Vale, Elizabeth II Regina

 

Queen Elizabeth II wattle painting, Sir William Dargie, 1954
https://www.nma.gov.au/explore/collection/highlights/queen-elizabeth-ii-wattle-painting

Vale, Elizabeth II Regina - a shining, remarkable, singular life devoted to service, duty and the public good. I think Paul Keating and Boris Johnson - two leaders who couldn’t be more different in their politics, backgrounds, personalities, and attitudes to the monarchy - together best captured the significance of QEII’s life and passing (swipe right). 

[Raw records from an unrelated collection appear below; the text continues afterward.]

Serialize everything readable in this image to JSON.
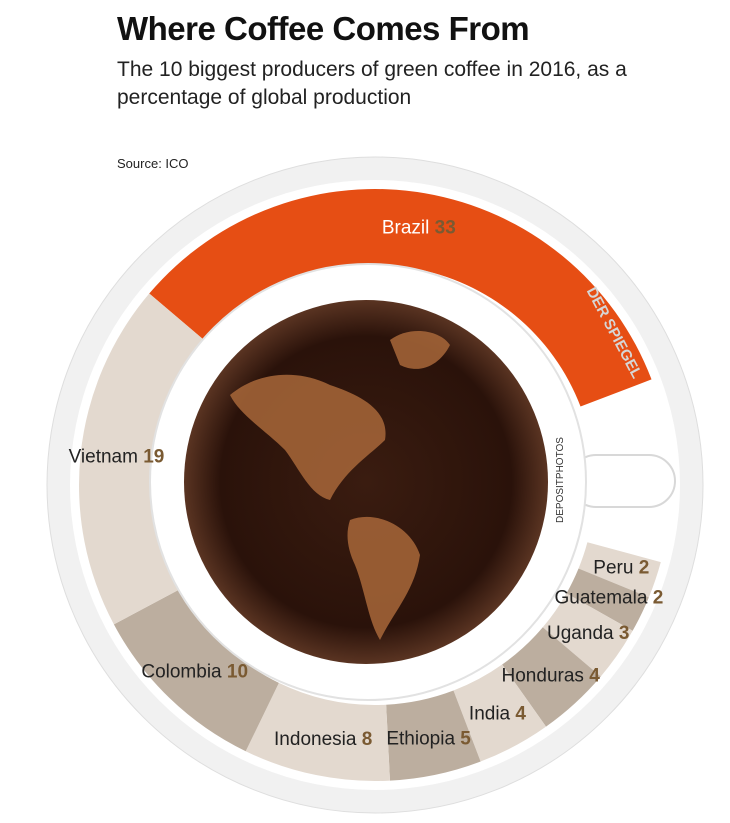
{
  "chart_data": {
    "type": "donut",
    "title": "Where Coffee Comes From",
    "subtitle": "The 10 biggest producers of green coffee in 2016, as a percentage of global production",
    "source": "Source: ICO",
    "credits": [
      "DER SPIEGEL",
      "DEPOSITPHOTOS"
    ],
    "categories": [
      "Brazil",
      "Peru",
      "Guatemala",
      "Uganda",
      "Honduras",
      "India",
      "Ethiopia",
      "Indonesia",
      "Colombia",
      "Vietnam"
    ],
    "values": [
      33,
      2,
      2,
      3,
      4,
      4,
      5,
      8,
      10,
      19
    ],
    "colors": [
      "#e64e14",
      "#e3d9cf",
      "#bcae9f",
      "#e3d9cf",
      "#bcae9f",
      "#e3d9cf",
      "#bcae9f",
      "#e3d9cf",
      "#bcae9f",
      "#e3d9cf"
    ]
  }
}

The late Queen’s legacy has prompted much reflection as we’ve witnessed the end of an historical epoch, or an unmooring from a different time and world, as if we were setting off into the open ocean of the future to meet all its vagaries, without QEII as a constant source of deep historical and cultural anchoring and context. It’s daunting to lose our connection with the generations who lived through the horrors of the 20th century, and to think about the immense challenges we face without their counsel and memory. I have reflected a lot on Yeats’ poem ‘The Second Coming’: especially the line “things fall apart; the centre cannot hold”.

Since the Queen’s passing, I’ve thought a lot about the respective virtues and limitations of constitutional monarchies and republics (in an Australian context and more generally); the positive legacies of the Crown as well as the ugly ones, namely the ongoing traumas and injustices caused by colonialism and the distortion wrought upon the lives of First Nations peoples in Australia; as well as the historical and sociological dimensions of monarchy - how extraordinary that it exists at all, its fascinating and deeply rooted rituals and history, and my distaste for a lot of its obscene privilege and its otherness from the demos, even though I love the pomp, ceremony, and hymns that go with it.

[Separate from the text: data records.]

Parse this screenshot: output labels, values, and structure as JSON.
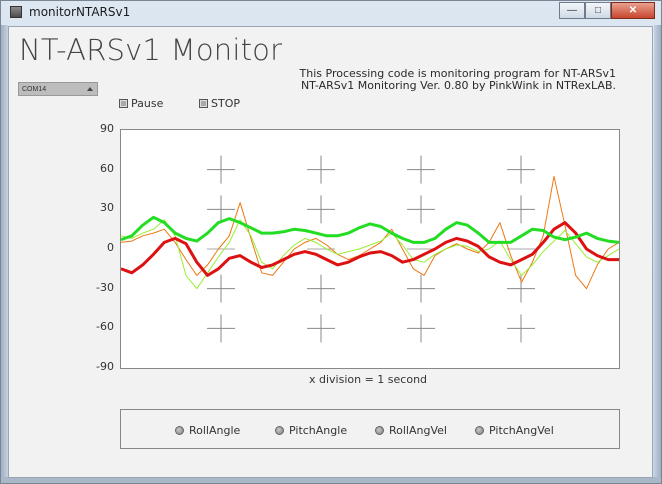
{
  "window": {
    "title": "monitorNTARSv1",
    "minimize_label": "—",
    "maximize_label": "□",
    "close_label": "✕"
  },
  "app": {
    "title": "NT-ARSv1 Monitor",
    "info_line1": "This Processing code is monitoring program for NT-ARSv1",
    "info_line2": "NT-ARSv1 Monitoring Ver. 0.80 by PinkWink in NTRexLAB."
  },
  "port": {
    "selected": "COM14"
  },
  "controls": {
    "pause_label": "Pause",
    "stop_label": "STOP"
  },
  "chart_data": {
    "type": "line",
    "xlabel": "x division = 1 second",
    "ylim": [
      -90,
      90
    ],
    "yticks": [
      90,
      60,
      30,
      0,
      -30,
      -60,
      -90
    ],
    "grid": "crosshair markers",
    "series": [
      {
        "name": "RollAngle",
        "color": "#22dd22",
        "values": [
          7,
          10,
          18,
          24,
          20,
          12,
          8,
          6,
          12,
          20,
          23,
          20,
          16,
          12,
          12,
          13,
          15,
          14,
          12,
          10,
          10,
          12,
          16,
          19,
          17,
          12,
          8,
          5,
          5,
          8,
          15,
          20,
          18,
          12,
          5,
          5,
          5,
          10,
          15,
          14,
          9,
          7,
          9,
          12,
          8,
          6,
          5
        ]
      },
      {
        "name": "PitchAngle",
        "color": "#dd1111",
        "values": [
          -15,
          -18,
          -12,
          -4,
          5,
          8,
          4,
          -10,
          -20,
          -15,
          -7,
          -5,
          -10,
          -14,
          -12,
          -8,
          -4,
          -2,
          -4,
          -8,
          -12,
          -10,
          -6,
          -3,
          -2,
          -5,
          -10,
          -8,
          -4,
          0,
          5,
          8,
          6,
          2,
          -6,
          -10,
          -12,
          -8,
          -4,
          5,
          15,
          20,
          12,
          0,
          -5,
          -8,
          -8
        ]
      },
      {
        "name": "RollAngVel",
        "color": "#99ee33",
        "values": [
          10,
          8,
          12,
          15,
          22,
          10,
          -20,
          -30,
          -18,
          -6,
          5,
          22,
          10,
          -10,
          -15,
          -5,
          3,
          8,
          5,
          0,
          -4,
          -2,
          0,
          3,
          6,
          12,
          3,
          -8,
          -10,
          -4,
          0,
          3,
          2,
          -2,
          0,
          6,
          -8,
          -20,
          -12,
          -2,
          6,
          14,
          4,
          -6,
          -10,
          -5,
          0
        ]
      },
      {
        "name": "PitchAngVel",
        "color": "#ee7711",
        "values": [
          5,
          6,
          10,
          12,
          15,
          5,
          -8,
          -20,
          -12,
          0,
          10,
          35,
          8,
          -18,
          -20,
          -10,
          0,
          5,
          8,
          3,
          -4,
          -8,
          -5,
          0,
          5,
          15,
          0,
          -15,
          -20,
          -5,
          0,
          4,
          0,
          -3,
          5,
          20,
          -5,
          -25,
          -10,
          10,
          55,
          18,
          -20,
          -30,
          -12,
          0,
          5
        ]
      }
    ]
  },
  "legend": {
    "roll_angle": "RollAngle",
    "pitch_angle": "PitchAngle",
    "roll_ang_vel": "RollAngVel",
    "pitch_ang_vel": "PitchAngVel"
  }
}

All of these mixed (contradictory) feelings and thoughts aside, on a personal and emotional level, I’ve always felt a deep affection and admiration for the late Queen and Australia’s constitutional arrangements. When I lived in China for 9 months, I blu-tacked some Australian coins to my bedroom wall, one with the Queen’s effigy facing outwards. Her visage and the symbol of the crown reminded me of everything I loved and was grateful for in Australia and our broader political, legal, and cultural inheritances, which contrasted so starkly with China’s hypersecular and totalitarian political system. Joining the reserves and pledging allegiance to the late Queen also meant a lot to me - even if my involvement to date has been very light touch and a small part of my life. It had resonances of a time where the refrain ‘for God, King, and Country’ meant more than it does today under the sterile arclights of modernity. Perhaps that’s the transfixing power of the Crown and the Queen’s legacy: it represents something transcendent, mysterious (even magical), and enduring, which defies logic by operating on an emotional, instinctive level, and which is beyond the transience of grasping politics and individual lives. In a world and culture which elevates the private self, appearances, celebrity, and materialism above all, the legacy of the Queen is worth paying heed to.